Okiage means the 3-dimensional artwork done by adding cottons gingerly on a cloth. In Hakata, Kyushu, okiage is the best present when a baby girl is born. There, the art is specialized for its tiny but rich representations of the hand-drawn faces. It was first created by the emperor female servants in the Edo period, and spread by Chiga Murata, the wife of the famous painter Tohoh Murata who lived nearby the Suzaki-machi in Hakata area. Okiage was learnt as a form of liberal arts by Hakata girls in the Meiji and Taisho periods. The skill is now acquired and continued by Oyako Shimizu.

Yame sudare
The outstanding details of Yame Sudare is depicted in Man’yōshū.

It is commonly believed that sudare, bamboo blinds, were brought to Japan by the missions came back from Sui China in the Nara time. Later in the Heian time, it has already become the necessary item in the emperor castle. Since the Meiji time, Yame sudare has been massively produced in the Yame area. And recently, they are also displayed in hotels various kinds of store. Furthermore, they are also used in general households and shrines as a high-end item. They are also exported overseas.

Fukuoka Sekiso Kogei Garasu
The beauty of penetration and overlapping lights.
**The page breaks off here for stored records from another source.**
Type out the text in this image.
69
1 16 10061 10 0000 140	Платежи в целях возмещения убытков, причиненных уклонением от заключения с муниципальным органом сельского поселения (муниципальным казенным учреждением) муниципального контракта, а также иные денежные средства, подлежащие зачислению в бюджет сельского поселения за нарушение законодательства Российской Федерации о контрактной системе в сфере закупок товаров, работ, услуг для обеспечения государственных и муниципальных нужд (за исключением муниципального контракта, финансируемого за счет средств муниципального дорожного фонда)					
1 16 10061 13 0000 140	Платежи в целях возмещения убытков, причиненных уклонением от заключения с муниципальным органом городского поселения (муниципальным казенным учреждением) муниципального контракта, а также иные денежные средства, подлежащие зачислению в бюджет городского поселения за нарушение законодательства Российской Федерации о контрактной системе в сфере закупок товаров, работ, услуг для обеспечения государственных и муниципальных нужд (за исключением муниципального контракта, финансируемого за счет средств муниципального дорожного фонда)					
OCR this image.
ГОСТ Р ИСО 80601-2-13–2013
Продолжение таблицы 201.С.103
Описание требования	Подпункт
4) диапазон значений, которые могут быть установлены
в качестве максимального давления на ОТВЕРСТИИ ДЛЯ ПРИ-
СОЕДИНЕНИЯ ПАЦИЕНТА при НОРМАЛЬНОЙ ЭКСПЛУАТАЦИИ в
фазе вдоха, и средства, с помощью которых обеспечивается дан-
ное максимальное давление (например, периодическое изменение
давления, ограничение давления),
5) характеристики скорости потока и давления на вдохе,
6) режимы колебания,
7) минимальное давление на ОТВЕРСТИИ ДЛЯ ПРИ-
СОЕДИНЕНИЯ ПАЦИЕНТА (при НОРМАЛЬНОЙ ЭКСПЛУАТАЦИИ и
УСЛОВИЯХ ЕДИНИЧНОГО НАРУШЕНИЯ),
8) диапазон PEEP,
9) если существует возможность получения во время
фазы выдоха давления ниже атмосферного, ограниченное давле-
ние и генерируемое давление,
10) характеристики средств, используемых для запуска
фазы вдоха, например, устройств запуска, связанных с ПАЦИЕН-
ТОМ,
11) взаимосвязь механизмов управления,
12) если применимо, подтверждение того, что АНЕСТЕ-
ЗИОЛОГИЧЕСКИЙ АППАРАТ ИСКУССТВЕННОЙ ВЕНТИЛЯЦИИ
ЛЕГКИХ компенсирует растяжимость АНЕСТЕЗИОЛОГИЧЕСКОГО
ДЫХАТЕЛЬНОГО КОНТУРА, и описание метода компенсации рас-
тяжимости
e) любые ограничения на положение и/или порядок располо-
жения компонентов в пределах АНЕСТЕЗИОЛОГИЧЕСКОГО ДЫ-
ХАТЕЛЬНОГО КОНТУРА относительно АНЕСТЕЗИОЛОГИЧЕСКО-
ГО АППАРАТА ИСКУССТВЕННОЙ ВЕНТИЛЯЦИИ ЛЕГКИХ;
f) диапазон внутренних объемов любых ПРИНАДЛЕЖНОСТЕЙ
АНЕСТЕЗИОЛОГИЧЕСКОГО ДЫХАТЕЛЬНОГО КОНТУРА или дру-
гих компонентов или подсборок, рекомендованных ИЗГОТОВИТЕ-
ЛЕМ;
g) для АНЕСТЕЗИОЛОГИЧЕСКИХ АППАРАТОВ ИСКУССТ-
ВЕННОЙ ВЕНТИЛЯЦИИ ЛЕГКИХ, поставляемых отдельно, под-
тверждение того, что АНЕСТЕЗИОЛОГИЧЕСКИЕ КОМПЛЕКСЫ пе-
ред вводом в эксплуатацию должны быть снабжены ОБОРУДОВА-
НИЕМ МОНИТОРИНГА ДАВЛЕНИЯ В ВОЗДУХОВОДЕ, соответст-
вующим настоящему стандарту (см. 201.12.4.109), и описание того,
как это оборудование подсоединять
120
Fukuoka laminated glass was first made 90 years ago as a multiple-layer glass, and it’s widely loved by the residents in the prefecture as a form of daily life artwork. Glasses with different textures are put together and overlapping with each other to create a sense of high penetration of sunlight. Developing over generations, the glass has over 130 variations with unique, bright colors. They are being used as decorations and utensils to color people’s lives. The glass makers always aim to further improve and perfect the artwork and their passion polishes up the glasses, makes it remains stunning as time goes by.

Kakegawa is mainly used as rugs for Buddha altars, and they are produced in the Chikugo area, an area well-known as the habitat of soft rush. Kakegawa rugs are especially popular for its unique refreshing texture, the fragrance, the sharp color and smoothness when it’s folded. It’s believed that in the Ookimachi area with lots of soft rush, hostesses stayed at their farmers’ house and weaved the rugs. Originated 40 years ago, it remains as an important summer item for Chikugo residents.